Alright, I applied that patch, and I'm getting the same behavior. Each VM is stuck in the syscall instruction.

[chrisguikema]

What if in the handleVmexit function, if the state is Running, we just keep the notification state to active? Then when the VM attempts to enter its VM state, it will immediately exit and handle the interrupt? Then any subsequent notifications will be added to the badge instead of dropped

[Indanz]

Worth a try, to see if it works at least.

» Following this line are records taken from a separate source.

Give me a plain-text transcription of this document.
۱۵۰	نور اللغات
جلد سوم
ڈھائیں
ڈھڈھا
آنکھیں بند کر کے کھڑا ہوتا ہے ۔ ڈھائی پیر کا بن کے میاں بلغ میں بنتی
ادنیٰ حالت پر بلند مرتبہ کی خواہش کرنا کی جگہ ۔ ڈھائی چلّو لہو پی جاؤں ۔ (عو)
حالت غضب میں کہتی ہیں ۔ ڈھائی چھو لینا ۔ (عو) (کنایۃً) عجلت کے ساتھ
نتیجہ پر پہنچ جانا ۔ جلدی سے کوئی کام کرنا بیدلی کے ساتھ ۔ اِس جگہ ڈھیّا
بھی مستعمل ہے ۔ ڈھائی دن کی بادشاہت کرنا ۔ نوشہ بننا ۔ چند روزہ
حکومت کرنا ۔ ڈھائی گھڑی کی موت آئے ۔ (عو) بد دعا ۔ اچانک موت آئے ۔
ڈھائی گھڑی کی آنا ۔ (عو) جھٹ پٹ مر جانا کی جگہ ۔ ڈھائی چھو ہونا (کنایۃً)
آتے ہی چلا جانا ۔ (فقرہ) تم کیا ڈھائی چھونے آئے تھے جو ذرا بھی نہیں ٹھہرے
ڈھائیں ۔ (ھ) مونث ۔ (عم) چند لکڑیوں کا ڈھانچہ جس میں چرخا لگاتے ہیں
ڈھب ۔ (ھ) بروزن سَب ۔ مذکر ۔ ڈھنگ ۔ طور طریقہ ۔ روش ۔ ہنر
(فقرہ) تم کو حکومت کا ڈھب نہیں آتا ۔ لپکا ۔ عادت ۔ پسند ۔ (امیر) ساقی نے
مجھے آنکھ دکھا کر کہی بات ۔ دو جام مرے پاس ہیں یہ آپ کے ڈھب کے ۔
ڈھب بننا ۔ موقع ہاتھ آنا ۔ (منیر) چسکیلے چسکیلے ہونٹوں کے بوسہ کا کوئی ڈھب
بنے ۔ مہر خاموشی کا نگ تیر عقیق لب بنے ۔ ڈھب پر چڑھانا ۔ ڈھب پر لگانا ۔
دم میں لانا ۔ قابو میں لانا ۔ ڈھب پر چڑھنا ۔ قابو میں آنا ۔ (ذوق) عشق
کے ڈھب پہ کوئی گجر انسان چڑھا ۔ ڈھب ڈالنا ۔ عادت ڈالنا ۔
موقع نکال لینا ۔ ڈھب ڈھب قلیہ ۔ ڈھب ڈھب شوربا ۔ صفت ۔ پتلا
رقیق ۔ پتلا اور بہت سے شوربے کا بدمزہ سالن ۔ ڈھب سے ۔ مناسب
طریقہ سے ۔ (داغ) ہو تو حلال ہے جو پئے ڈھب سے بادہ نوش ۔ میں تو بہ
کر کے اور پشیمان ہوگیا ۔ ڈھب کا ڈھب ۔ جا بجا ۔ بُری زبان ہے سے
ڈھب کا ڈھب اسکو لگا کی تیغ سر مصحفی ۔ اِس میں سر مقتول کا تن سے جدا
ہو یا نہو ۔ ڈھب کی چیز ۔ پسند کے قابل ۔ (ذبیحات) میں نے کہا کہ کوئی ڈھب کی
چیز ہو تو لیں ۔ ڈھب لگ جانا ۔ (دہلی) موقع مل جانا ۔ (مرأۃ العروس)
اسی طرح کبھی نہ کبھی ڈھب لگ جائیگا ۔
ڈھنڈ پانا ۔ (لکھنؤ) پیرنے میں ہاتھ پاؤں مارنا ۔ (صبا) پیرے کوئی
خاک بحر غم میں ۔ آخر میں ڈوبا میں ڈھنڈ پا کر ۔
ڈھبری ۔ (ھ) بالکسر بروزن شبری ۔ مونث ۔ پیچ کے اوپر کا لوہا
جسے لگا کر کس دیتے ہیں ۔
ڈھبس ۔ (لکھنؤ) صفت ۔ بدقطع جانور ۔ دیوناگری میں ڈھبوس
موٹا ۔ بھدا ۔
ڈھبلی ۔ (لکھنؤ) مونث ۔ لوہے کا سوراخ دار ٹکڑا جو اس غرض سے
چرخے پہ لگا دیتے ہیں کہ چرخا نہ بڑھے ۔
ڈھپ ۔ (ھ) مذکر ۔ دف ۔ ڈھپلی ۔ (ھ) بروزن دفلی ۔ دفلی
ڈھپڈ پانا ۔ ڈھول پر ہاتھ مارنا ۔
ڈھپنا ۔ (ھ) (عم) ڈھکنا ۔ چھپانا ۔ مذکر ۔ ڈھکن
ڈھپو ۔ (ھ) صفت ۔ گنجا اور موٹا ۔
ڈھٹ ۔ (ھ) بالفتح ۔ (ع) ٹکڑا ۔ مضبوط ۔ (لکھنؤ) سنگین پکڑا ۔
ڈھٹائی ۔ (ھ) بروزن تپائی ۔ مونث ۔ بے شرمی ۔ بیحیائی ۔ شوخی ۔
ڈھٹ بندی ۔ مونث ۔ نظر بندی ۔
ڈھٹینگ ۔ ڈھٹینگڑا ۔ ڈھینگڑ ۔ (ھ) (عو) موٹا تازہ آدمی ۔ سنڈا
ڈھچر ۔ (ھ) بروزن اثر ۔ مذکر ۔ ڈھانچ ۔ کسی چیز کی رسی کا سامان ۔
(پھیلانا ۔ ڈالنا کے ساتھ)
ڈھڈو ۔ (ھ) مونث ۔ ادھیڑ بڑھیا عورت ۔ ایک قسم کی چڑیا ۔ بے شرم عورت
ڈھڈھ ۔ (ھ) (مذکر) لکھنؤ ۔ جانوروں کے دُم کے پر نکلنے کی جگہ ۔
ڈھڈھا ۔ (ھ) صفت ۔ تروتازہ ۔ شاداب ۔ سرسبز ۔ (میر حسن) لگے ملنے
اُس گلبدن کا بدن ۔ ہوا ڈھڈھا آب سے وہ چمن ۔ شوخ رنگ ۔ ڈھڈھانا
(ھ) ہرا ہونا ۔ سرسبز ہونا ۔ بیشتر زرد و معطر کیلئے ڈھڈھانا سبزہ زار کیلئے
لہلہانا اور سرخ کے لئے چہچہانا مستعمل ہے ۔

I really want to fix all similar bugs by exiting the kernel after an IPI, but I'll keep working on it in #871.

[chrisguikema]

Okay, so that kind of ended up working. My final solution was to add a case where we handle both a fault and a notification, and then keep the notification active during this edge case.

Unfortunately, that doesn't fix the time drift issue, but it does allow us to not break from the VMEnter every time a notification is received in the VM state. Once your PR is merged, I'll integrate those commits and see if it fixes the problem without the extra state.

Thanks for your help! I'll leave this issue open for other to review / comment, since my fix may not be the best approach here.